Let's assume that something has happened to the connection because it
was not robust enough to weather, or the direct strike melted solder
and it is now loose and free to corrode. Enough so it takes some
hundred or more volts to jump it.
Now, let's have a strike nearby, which INDUCES voltage on the wires
you intended to protect with the ground. But because the connection
has crapped, and the voltage is a mere hundred or two, it heads up
your coax or rotor wire, or up the down GROUND WIRE out of the shack.
Now you have conductors which are well above zero volts to ground, and
for this small interval of time all your chassis are hot, and the best
path to ground is to jump circuit boards to get to phone wires to look
for some place to dissipate.
Further, for this instant, the green "safety" wire in all the 110
wiring in the house is now several hundred volts looking for a place
All your electronics have been attacked by ground which has ceased to
be ground.
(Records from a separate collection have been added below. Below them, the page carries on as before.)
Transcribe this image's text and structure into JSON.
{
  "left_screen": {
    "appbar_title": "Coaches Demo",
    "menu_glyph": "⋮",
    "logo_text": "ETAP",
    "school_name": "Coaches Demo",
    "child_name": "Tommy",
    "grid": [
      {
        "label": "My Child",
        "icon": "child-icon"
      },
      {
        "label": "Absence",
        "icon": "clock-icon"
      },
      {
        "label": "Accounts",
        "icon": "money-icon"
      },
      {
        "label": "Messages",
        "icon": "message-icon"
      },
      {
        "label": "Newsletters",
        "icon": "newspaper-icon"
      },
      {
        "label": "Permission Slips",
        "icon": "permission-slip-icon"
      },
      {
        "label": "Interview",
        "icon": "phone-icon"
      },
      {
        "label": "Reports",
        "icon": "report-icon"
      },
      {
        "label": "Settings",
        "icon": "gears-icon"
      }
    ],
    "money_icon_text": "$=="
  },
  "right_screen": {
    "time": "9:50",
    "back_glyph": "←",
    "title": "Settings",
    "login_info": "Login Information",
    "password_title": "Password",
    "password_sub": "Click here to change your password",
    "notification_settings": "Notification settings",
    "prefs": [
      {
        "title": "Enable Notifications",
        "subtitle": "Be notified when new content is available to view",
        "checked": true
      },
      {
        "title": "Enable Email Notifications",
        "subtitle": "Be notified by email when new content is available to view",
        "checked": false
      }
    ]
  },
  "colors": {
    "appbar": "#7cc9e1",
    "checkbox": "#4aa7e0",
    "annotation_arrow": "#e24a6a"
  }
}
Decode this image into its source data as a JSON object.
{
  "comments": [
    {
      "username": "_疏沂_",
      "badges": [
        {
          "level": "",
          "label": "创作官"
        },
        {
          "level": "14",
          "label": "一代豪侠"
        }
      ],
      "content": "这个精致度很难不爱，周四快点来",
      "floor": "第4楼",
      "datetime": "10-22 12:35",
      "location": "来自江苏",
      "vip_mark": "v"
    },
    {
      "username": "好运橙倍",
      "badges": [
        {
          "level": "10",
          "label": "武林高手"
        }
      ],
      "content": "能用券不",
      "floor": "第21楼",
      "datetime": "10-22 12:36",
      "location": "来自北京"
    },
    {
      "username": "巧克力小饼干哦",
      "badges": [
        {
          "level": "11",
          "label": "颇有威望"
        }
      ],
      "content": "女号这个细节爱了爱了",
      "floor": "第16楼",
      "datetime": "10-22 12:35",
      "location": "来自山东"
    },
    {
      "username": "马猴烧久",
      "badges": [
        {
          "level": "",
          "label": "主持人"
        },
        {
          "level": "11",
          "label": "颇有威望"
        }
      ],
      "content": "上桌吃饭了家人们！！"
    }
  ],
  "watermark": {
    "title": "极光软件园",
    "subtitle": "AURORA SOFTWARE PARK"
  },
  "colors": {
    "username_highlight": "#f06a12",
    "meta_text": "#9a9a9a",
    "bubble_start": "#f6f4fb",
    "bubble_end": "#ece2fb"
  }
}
Or worse.
Think it doesn't happen? My son-in-law was pitched clean across his
outbuilding workshop after being shocked by the "grounded" drill press
he was working on. Woke up on the far side of the room.
We later located a faulty ground connection where the out-building's
breaker box was supposed to be grounded.
A lightning strike about a quarter mile away had induced the voltage
on the ground wire in the service feed, and finding no ground at the
outbuilding had proceeded to spread all around the room on everything
that was "grounded".
On a gloomy day, I realize that had the lightning been closer, my
daughter might have been without a husband, and her children without a
father. All by an INDIRECT strike.
The ground system is a multipurpose device. Needs clean clamped or
welded copper-to-copper connections everywhere. Is NOT worth cheating
to save a little time or effort.
----- Original Message -----
From: "Mark Beckwith" <firstname.lastname@example.org>
Sent: Wednesday, August 07, 2002 5:24 PM
Subject: Re: [Towertalk] silver solder ok for Ground wire to rod ?
> Uhh, maybe, if its a crappy connection, the lightning might find
> path it likes better? Tom, am I learning?
> Mark, N5OT
> > I don't understand all the fuss about ground wire connections
having to be
> > cadwelded
> > etc. That lightning strike has just traveled hundreds or thousands
> > through the air to get to that connection. It is not going to be
> by a
> > few thousands of an inch or a little corrision in the connection.